Ich töte dich nicht:

Als Fritz Benjamin Hauser an jenem 23. August den Bocksberg (der in Wahrheit kein Berg, sondern ein kleiner Hügel war) hinunterfuhr, sah er einige Meter weiter unten etwas Seltsames.

Da lag ein etwa menschengrosses, schwarzes Bündel auf der Strasse.

Als er näherkam, sah er, dass es sich tatsächlich um einen Menschen handelte. Dieser lag in eine schwarze Kutte gehüllt am Strassenrand, die Arme hinter dem Kopf verschränkt. Neben der Person lag eine Sense am Boden.

Da die Person, wer immer sie auch war, den Weg, der vom Bocksberg (der wie schon erwähnt kein Berg, sondern ein kleiner Hügel war) hinunterführte gerade so weit versperrte, dass Fritz ihn nicht passieren konnte ohne den Füssen des Fremden irreparable Schäden zuzufügen, beschloss er auszusteigen und den Fremden zu bitten den Weg freizumachen. Son konnte er ausserdem überprüfen, ob es der Person gutging.

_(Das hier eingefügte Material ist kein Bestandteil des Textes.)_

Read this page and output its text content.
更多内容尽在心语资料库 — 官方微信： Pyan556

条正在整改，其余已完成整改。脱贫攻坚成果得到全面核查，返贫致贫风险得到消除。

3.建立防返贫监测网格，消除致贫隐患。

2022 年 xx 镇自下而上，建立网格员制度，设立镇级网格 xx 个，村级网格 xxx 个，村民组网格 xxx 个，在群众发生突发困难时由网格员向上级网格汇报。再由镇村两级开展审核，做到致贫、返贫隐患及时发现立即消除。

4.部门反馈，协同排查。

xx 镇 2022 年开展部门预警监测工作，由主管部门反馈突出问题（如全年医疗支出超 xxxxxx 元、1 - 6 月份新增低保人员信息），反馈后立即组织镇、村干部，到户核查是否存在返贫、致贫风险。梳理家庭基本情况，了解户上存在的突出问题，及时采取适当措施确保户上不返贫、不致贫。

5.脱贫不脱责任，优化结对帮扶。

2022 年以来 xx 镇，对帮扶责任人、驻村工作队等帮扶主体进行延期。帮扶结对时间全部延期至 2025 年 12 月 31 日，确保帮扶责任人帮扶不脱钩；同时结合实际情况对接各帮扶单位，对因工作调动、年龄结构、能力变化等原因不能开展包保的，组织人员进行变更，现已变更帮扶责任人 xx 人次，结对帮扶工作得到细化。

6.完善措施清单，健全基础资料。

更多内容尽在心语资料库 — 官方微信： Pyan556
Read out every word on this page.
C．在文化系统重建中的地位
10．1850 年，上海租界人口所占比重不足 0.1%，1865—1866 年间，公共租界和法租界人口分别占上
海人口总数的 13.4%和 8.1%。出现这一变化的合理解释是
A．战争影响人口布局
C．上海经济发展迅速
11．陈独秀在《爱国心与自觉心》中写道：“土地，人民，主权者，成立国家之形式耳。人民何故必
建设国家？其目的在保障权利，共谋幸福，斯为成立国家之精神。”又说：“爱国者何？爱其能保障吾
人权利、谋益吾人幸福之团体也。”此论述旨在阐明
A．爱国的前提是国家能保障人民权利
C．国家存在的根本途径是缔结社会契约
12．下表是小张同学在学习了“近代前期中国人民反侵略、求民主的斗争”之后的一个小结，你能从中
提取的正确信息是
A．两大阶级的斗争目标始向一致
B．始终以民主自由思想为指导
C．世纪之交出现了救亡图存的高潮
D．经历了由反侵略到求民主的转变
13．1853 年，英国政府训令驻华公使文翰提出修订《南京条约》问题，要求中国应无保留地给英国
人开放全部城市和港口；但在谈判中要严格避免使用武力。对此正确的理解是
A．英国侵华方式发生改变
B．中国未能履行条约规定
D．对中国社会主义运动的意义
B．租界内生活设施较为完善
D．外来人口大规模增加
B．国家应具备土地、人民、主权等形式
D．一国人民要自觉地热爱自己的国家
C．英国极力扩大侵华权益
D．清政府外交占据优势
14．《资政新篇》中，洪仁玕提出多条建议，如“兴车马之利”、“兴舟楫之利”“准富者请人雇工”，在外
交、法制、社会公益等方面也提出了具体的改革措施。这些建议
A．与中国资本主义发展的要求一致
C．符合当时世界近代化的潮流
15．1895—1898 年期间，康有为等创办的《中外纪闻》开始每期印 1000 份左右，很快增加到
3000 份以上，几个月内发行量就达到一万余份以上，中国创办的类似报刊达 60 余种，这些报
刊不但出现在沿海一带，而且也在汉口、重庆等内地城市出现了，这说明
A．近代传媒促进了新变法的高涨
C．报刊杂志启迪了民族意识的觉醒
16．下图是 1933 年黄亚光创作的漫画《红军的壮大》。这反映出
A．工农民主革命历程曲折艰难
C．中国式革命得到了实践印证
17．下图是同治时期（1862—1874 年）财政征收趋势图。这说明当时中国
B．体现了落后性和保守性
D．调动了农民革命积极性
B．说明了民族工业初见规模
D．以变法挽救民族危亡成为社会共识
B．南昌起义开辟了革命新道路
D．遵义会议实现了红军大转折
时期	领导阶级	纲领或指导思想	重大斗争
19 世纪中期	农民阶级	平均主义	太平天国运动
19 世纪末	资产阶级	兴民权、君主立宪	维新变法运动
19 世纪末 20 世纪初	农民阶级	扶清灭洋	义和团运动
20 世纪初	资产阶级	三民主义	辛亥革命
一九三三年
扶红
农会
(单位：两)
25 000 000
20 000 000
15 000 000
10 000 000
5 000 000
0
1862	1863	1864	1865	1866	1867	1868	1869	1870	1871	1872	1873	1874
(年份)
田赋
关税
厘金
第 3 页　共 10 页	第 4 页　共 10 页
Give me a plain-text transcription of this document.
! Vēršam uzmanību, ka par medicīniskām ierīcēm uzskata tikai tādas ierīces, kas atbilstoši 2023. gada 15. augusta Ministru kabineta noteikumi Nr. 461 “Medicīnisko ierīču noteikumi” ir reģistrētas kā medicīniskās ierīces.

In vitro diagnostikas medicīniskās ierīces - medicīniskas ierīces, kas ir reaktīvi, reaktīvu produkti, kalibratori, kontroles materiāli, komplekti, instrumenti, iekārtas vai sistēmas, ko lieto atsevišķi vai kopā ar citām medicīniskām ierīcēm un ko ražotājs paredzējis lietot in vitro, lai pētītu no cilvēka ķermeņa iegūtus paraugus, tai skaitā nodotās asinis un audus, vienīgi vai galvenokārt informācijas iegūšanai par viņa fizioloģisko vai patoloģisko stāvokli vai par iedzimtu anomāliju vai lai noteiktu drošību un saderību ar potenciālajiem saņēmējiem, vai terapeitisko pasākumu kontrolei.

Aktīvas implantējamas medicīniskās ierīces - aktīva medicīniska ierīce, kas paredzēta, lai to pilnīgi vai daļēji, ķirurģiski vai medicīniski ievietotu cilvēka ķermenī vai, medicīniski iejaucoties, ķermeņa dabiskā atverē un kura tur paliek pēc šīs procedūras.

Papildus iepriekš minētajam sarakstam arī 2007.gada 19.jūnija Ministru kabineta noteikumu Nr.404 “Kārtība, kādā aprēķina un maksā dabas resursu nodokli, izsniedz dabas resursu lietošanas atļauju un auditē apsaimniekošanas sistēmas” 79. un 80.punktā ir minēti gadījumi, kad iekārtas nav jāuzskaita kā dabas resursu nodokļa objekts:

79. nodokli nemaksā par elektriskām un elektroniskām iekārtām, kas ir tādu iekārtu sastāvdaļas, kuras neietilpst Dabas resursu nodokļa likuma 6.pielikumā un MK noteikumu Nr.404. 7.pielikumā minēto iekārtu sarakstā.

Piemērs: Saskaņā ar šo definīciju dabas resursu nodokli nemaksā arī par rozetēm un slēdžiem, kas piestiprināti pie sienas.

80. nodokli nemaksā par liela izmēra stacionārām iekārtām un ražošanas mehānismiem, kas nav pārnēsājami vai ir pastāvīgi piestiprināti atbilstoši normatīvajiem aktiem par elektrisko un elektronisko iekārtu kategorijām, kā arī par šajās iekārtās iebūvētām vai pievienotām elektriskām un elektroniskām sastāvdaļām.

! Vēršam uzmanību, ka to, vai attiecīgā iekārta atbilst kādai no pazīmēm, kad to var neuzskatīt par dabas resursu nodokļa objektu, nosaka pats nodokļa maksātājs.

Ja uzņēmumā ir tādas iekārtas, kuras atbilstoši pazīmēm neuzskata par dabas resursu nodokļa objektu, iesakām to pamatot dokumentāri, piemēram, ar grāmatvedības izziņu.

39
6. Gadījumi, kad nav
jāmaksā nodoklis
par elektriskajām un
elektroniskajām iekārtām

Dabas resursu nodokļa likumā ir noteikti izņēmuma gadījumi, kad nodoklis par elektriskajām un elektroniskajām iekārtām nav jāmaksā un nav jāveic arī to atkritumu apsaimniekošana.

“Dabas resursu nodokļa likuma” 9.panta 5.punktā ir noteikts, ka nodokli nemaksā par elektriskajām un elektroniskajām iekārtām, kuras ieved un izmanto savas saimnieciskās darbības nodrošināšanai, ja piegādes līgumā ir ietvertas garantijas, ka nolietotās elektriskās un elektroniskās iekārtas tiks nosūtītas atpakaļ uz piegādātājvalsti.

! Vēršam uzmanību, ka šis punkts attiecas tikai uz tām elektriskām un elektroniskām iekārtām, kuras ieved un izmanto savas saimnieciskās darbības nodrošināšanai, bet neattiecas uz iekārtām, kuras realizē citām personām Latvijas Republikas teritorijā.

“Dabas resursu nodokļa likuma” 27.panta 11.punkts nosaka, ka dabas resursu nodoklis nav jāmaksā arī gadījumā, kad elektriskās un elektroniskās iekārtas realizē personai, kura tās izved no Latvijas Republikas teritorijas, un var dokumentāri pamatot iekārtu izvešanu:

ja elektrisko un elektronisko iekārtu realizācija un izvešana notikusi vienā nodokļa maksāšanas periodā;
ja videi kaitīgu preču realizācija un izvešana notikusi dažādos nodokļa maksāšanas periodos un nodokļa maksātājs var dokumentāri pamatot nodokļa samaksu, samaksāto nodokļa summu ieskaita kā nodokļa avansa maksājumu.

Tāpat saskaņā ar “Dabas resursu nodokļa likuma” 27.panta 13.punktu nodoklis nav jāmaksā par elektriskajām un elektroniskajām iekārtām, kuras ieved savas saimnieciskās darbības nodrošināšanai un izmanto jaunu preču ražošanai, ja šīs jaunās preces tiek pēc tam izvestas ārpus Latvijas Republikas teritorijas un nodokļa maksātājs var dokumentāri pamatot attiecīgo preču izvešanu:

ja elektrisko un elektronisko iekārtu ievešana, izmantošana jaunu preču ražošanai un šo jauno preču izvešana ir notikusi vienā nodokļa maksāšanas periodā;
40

Fritz stoppte also seinen roten Traktor einige Meter weit von der Person entfernt, öffnete die Tür, stieg aus und ging zu der am Boden liegenden Gestalt.

«Guten Morgen.», sagte Fritz als er vor der Gestalt stand, die immer noch mit verschränkten Armen hinter dem Kopf dalag. Ihr dunkles Gewand besass eine Kapuze, die die Gestalt trotz der sommerlichen Temperaturen hochgezogen hatte, so dass Fritz kein Gesicht sondern lediglich einen dunklen Schattenwurf erkennen konnte, aus welchem ein Grashalm ragte, der auf und ab wippte, so als würde jemand darauf herumkauen.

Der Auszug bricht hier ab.